The ring of love became the ring of accusation. Shirin no longer wanted it, preferring to wear her fiancé’s gold wedding band. She is free, and I will not discuss her freedom, but why did she give the ring to the interrogator?

The interrogator knew that the ring was worthless. Had it been worth anything, she would have held on to it. Why had his excellency the interrogator not asked her why she accepted a ring from a man who had stalked her, hated her, and wanted to get rid of her? The interrogator saw the ring as criminal evidence, and he was right, but had he asked Shirin when she had received it from Yalo? Of course not. Even had he asked her, she would have lied rather than confess that she had taken it six months before she pressed charges against me. I will not request that you ask her what happened during those months, and how many times we ate fish and kibbeh nayeh and drank arak.

But please be patient.

I confess that I stole, and the penalty for stealing is prison, and I confess that I committed adultery with women in Ballouna, and my punishment will come from Almighty God. I will write about how things happened and I will try to remember, and I hope you will forgive me for the gaps in my memory. A man’s memory is full of gaps and no one but God can fill them. God alone possesses a perfect memory, whereas a man remembers only to forget.

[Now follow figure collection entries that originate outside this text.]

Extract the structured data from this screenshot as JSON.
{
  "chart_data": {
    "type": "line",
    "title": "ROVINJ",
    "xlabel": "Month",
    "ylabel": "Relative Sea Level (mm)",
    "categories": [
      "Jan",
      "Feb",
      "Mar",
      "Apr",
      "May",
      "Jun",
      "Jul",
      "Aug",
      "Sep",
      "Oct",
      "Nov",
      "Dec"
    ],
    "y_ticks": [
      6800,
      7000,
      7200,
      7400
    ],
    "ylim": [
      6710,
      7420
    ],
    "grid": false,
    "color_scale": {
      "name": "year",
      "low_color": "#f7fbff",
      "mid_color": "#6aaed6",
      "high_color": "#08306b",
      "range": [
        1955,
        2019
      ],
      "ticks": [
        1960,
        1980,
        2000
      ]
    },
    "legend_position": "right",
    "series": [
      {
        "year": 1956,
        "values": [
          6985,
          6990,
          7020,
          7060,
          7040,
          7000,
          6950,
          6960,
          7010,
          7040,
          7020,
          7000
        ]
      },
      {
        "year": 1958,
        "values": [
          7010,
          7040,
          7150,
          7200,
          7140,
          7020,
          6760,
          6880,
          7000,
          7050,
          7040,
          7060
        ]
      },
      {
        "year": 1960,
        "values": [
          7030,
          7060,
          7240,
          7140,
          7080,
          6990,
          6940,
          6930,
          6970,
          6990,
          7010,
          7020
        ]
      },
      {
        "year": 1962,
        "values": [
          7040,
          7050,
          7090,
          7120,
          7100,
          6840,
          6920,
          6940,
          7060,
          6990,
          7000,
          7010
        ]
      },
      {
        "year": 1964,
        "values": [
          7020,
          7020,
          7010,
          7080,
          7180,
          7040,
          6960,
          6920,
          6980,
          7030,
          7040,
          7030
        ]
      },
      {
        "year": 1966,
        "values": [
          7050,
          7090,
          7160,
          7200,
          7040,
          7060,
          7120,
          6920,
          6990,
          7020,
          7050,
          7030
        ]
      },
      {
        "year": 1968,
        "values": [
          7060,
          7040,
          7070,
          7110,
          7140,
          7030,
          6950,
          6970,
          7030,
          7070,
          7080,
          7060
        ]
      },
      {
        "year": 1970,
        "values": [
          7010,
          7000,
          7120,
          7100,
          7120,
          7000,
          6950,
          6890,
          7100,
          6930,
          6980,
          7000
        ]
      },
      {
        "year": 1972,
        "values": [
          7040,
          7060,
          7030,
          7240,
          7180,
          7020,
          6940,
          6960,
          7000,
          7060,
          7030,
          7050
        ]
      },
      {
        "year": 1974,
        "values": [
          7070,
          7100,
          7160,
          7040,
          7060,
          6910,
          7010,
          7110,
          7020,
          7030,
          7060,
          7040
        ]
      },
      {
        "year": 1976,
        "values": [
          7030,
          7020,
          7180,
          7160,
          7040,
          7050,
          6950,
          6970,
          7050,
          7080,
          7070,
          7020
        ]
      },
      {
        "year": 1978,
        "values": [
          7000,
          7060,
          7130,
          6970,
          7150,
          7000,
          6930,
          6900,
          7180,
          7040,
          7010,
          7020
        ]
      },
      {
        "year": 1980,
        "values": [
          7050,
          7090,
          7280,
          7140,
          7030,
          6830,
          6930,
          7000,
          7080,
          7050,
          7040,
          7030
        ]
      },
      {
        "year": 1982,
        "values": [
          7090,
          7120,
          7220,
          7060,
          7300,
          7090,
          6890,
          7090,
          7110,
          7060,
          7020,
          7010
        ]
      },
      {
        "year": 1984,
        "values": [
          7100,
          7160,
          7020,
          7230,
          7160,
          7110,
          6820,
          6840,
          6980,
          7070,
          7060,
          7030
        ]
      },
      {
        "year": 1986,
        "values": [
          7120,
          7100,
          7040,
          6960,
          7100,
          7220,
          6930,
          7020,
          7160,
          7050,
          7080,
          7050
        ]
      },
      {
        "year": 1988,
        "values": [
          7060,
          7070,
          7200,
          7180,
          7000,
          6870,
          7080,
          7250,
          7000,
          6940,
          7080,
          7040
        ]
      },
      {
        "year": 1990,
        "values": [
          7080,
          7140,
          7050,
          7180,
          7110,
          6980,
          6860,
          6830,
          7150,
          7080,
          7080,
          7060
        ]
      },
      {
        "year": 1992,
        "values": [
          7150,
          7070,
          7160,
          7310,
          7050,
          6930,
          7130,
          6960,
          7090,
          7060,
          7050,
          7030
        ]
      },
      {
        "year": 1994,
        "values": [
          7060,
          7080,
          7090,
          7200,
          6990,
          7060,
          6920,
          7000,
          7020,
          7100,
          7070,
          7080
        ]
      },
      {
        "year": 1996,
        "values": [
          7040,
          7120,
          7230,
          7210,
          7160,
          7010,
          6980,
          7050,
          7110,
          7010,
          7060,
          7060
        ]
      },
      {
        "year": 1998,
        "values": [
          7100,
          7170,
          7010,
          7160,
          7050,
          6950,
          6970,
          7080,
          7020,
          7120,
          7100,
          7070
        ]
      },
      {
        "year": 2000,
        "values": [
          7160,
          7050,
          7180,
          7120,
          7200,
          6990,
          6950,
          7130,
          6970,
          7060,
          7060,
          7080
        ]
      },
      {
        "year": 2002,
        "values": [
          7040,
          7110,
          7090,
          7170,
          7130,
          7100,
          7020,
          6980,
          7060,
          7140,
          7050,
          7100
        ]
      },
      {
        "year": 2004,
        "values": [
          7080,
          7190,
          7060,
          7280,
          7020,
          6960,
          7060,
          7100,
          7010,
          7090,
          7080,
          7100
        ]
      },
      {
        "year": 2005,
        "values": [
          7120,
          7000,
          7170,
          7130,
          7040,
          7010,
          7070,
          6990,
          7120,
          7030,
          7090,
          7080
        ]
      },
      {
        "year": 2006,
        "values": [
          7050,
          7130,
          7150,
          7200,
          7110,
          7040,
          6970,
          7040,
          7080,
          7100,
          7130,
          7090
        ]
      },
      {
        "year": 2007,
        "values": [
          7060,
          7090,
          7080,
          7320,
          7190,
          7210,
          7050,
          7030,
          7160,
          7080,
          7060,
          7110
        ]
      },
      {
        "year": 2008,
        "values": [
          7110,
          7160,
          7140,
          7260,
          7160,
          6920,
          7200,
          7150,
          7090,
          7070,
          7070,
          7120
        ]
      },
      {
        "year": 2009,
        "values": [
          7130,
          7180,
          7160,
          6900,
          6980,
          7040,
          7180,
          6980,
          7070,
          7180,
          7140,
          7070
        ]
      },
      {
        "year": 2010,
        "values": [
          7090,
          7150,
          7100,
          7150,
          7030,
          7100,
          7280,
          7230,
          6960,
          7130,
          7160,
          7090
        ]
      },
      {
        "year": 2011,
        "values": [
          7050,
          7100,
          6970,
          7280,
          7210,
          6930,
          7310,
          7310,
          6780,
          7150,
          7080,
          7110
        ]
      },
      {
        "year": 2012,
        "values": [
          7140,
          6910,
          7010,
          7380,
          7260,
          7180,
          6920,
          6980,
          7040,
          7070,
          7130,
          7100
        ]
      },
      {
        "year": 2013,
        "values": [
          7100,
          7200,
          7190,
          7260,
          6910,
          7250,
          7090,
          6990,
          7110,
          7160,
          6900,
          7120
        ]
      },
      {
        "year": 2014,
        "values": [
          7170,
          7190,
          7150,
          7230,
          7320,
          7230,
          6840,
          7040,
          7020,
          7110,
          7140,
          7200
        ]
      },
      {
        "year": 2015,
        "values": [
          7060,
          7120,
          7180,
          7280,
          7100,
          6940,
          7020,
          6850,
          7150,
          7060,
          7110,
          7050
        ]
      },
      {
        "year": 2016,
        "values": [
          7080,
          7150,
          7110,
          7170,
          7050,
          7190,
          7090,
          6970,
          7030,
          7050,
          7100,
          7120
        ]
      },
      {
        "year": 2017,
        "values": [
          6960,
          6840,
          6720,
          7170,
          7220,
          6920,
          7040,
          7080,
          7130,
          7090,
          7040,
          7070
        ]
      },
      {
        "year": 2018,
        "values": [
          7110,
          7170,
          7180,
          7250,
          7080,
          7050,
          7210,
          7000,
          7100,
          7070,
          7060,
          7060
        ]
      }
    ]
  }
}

You want the beginning of the story, and the beginning was Ballouna.

The story began when one night I saw a car park in the forest for half an hour and then leave again. As a guard, I was worried. It was pitch-black; in my head I drew up all sorts of plans to defend the villa should it come under armed attack. I know, from having overheard M. Michel, that the villa might come under threat. As you know, he was involved in arms trafficking, owned a hotel in Ras al-Khaimah, did business with the biggest fashion designers in Lebanon, arranged for Lebanese fashion models to visit the Gulf, and the like. . I was crouched in the dark, ready to face the worst, but nothing happened, thank God.

The next night I heard a similar noise and witnessed almost the same scene, although things took a more complicated turn. A first car had turned off its lights, then a second car came and parked not far from it, also turning off its engine and lights. The first car left after a while, while the second waited another half an hour before leaving. That made me fearful and suspicious. I said to myself they must be surveillance cars, and that two cars together meant that the operation had been carefully managed and coordinated.

I thought I might go over to the second car, but I was afraid of being the victim of an ambush. I decided to wait and watch with my hand on my weapon. But the second car suddenly turned on its lights and drove away. So I resolved to tell Madame what I had seen, but then changed my mind. The man had trusted me with his home and his family and made me understand that he was relying on me alone. So I decided not to stoke her fears and to do my best under the circumstances.

That went on for about two weeks. I proclaimed a state of alert every night and built imaginary fortifications along the pine and willow trees in my head, until the truth took my by surprise.